Recently monitored by the Middle East Media Research Institute (MEMRI) was a remarkable admission from a spokesman from Gaza talking on a live Arabic television programme in Egypt. He was condemning Egypt for its inability to supply fuel to the population of Gaza. He maintained that the 1.8-million people in the entity represented a mere 2% of the 90-million population of Egypt, and that supplying fuel would not be a burden to the country. The demand for energy support wasn’t all, of course.
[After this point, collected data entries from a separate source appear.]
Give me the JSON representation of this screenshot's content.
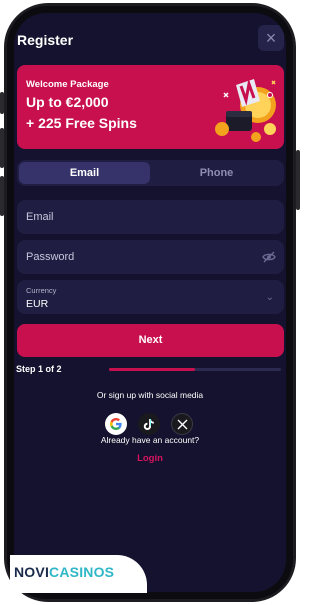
{
  "header": {
    "title": "Register",
    "close_glyph": "×"
  },
  "banner": {
    "small": "Welcome Package",
    "line1": "Up to €2,000",
    "line2": "+ 225 Free Spins"
  },
  "tabs": [
    {
      "label": "Email",
      "active": true
    },
    {
      "label": "Phone",
      "active": false
    }
  ],
  "form": {
    "email_placeholder": "Email",
    "password_placeholder": "Password",
    "currency_label": "Currency",
    "currency_value": "EUR"
  },
  "next_label": "Next",
  "step": {
    "label": "Step 1 of 2",
    "progress": 0.5
  },
  "social": {
    "text": "Or sign up with social media",
    "providers": [
      "google-icon",
      "tiktok-icon",
      "x-icon"
    ]
  },
  "account": {
    "text": "Already have an account?",
    "login": "Login"
  },
  "footer": {
    "logo_part1": "NOVI",
    "logo_part2": "CASINOS"
  },
  "colors": {
    "brand": "#c8104f",
    "background": "#14122e",
    "field": "#1f1d41"
  }
}
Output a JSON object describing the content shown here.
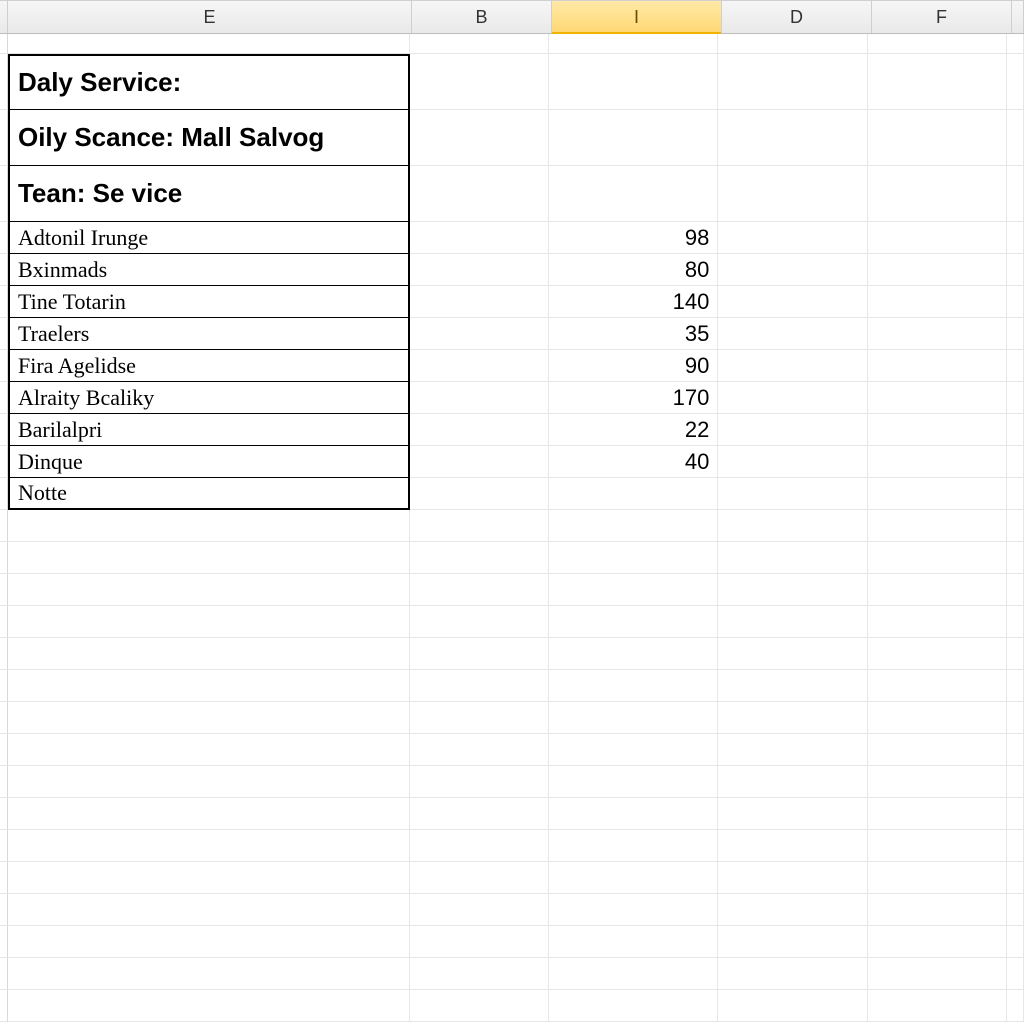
{
  "columns": {
    "E": "E",
    "B": "B",
    "I": "I",
    "D": "D",
    "F": "F"
  },
  "header_block": {
    "line1": "Daly Service:",
    "line2": "Oily Scance: Mall Salvog",
    "line3": "Tean: Se vice"
  },
  "rows": [
    {
      "label": "Adtonil Irunge",
      "value": "98"
    },
    {
      "label": "Bxinmads",
      "value": "80"
    },
    {
      "label": "Tine Totarin",
      "value": "140"
    },
    {
      "label": "Traelers",
      "value": "35"
    },
    {
      "label": "Fira Agelidse",
      "value": "90"
    },
    {
      "label": "Alraity Bcaliky",
      "value": "170"
    },
    {
      "label": "Barilalpri",
      "value": "22"
    },
    {
      "label": "Dinque",
      "value": "40"
    },
    {
      "label": "Notte",
      "value": ""
    }
  ],
  "selected_column": "I"
}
He had another demand – basically support from ‘Arab brothers […] to wage Jihad’ and to free Al-Aqsa, meaning Jerusalem, and the land of Palestine, meaning Israel.
The Gazan then went on to rant about the Arab roots of Palestinians – appealing to his brother Arabs of course – but in doing so made a startling admission. He said that ‘Every Palestinian in Gaza and Palestine can prove his Arab roots whether from Saudi Arabia, Yemen or elsewhere’. He admitted that ‘personally half my family is Egyptian – we are all like that, half of the Palestinians are Egyptian, and the other half are Saudis’.
So… there you have it, and straight from the horse’s mouth, so to speak. Who are the Palestinians? Egyptians and Arabians really, is the answer today. Indeed, Yasser Arafat was certainly an Egyptian. Arabs in the region became ‘Palestinians’ sometime between 1967 and the 1980s. Up until then, there had been a conflict between Israelis and Arabs.
Who are the Palestinians? If that particular question had been asked in the latter decades of the 19th century and the earliest decades of the 20th century – in the time of pre-state-Israel – the answer would most certainly have been, well: the Jewish nation. In Ottoman times and during the British Mandate, references to Palestine ‘this’, or Palestinian ‘that’, referred to agencies and bodies around Jewish infrastructure, Jewish political life, and Jewish business and ownership in the region.
There was the Palestine Communist Party and the breakaway Palestinian Communist Party founded by Jews. There was the Palestine Discount Bank founded by Jews and which is now the Israel Discount Bank Ltd. There was the Jewish energy concern called the Palestine Electricity Corporation Limited, now the Israel Electric Corporation Ltd., which is owed millions by Arab families in Gaza and Judea and Samaria incidentally. There was the Palestine Jewish Colonisation Association and the Palestine Land Development Company, and the Palestine Potash Company, a Jewish industrial concern which is now the Dead Sea Works. There was the ‘Palestine Post’, a Jewish newspaper in English, now called the ‘Jerusalem Post’.
‘Palestine’ and ‘Palestinian’ have been elastic terms over the past 120-years or so.